Nieuchronnie
zbliżaliśmy się do ostatniego meczu rozgrywek plusligi. Byłam strasznie dumna z
chłopaków, bo wiem, ile ciężkiej pracy, trudu i wysiłku kosztowało ich wzbicie
się na, niemal, sam szczyt. Wszystko zaczęło się od starcia z Bełchatowem w
ćwierćfinale. Działa odpaliły i wydawać by się mogło, że pojedynek o awans do
półfinału Resoviacy mają już w kieszeni, a tu Skra podniosła się do walki i
zwyciężyła dwukrotnie na swoim terenie, doprowadzając tym samym do remisu w
ogólnym stanie rywalizacji. Bój o jedną drugą finału rozstrzygnął się na
Podpromiu, gdzie woli walki i chęci utrzymywania każdej piłki w powietrzu nie
można było odmówić ani gościom, ani gospodarzom. Gra, zarówno jednych jak i
drugich, falowała przez cztery sety, a w tie – break’u, to Skrzaty pokazały
większą wytrzymałość psychiczną. Rzeszowianie przegrywali sromotnie i jedyne,
co można było zrobić, to modlić się o jakiś cud. Trener Kowal postanowił
postawić wszystko na jedną kartę, bo w sumie już i tak miał niewiele do
stracenia; zdecydował się zmienić Jochena, przez co na atak wparował świeży i
pełen energii Zbyszek.
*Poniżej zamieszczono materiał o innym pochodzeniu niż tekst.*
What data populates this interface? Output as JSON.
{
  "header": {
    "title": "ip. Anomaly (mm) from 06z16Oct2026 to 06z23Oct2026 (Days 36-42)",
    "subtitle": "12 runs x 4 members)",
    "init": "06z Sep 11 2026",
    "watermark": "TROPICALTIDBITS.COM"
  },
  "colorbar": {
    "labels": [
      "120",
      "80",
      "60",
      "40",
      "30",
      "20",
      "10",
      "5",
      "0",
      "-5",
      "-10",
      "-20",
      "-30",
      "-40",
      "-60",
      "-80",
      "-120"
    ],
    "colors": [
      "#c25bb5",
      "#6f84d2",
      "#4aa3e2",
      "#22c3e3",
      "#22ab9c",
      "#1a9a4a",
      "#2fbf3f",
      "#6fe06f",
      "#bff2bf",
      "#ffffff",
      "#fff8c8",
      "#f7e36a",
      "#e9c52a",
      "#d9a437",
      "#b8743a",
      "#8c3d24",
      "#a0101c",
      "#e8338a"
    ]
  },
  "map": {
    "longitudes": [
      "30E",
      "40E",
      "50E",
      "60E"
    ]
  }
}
Boże, ileż w nim było zapału, determinacji i powera!
Tichacek niemal każdą piłkę rozgrywał do Bartmana, a ten walił petardy jak mu
się tylko podobało: po bloku, w pomarańczowe pole, po prostej, po skosie… Tym
samym zapisywał na koncie swojej drużyny cenne oczka i doprowadził do remiu.
Wszyscy byli pełni podziwu, że z takiego dołka i przysłowiowej czarnej dupy,
Asseco wyszło obronną ręką i, co więcej!, wywalczyło awans do upragnionego
półfinału. To było naprawdę prawdziwe siatkarskie widowisko, może niekoniecznie
dla zawodników, bo kosztowało ich to sporo nerwów i zdrowia, ale dla kibiców to
nie lada gratka! Pięć rozegranych meczów, niebotycznie długie sety i tak
emocjonujące ostatnie spotkanie! Żałowałam jedynie tego, że nie mogłam być tam
z nimi na hali i doświadczyć tego wszystkiego na własnej skórze, ale mecz w
telewizorze wcale nie był gorszy. Zbyszek został wybrany najlepszym zawodnikiem
meczu. Cóż, za to show, które pokazał, chyba mu się należało, bo to w końcu
chyba dzięki niemu Resovia pokonała odwiecznych rywali. Nikt nie krył radości,
ani łez wzruszenia, a już najbardziej zapadł mi w pamięci widok Igły ze swoim
synkiem, którzy padli sobie w ramiona na płycie boiska. Coś niesamowitego!
Batalie
półfinałowe nie zaczęły się dobrze dla chłopaków z Podpromia, bo zaliczyli
porażkę w Bydgoszczy i najważniejsze w tym wszystkim było to, że się nie
zniechęcili. Wręcz przeciwnie, ta przegrana podziałała na nich motywująco i w
drugim spotkaniu na Łuczniczce, pokonali Delectę. I tylko dwa kroki dzieliły
ich od wejścia do wielkiego finału; dwa kroki, które dali na przód w Rzeszowie.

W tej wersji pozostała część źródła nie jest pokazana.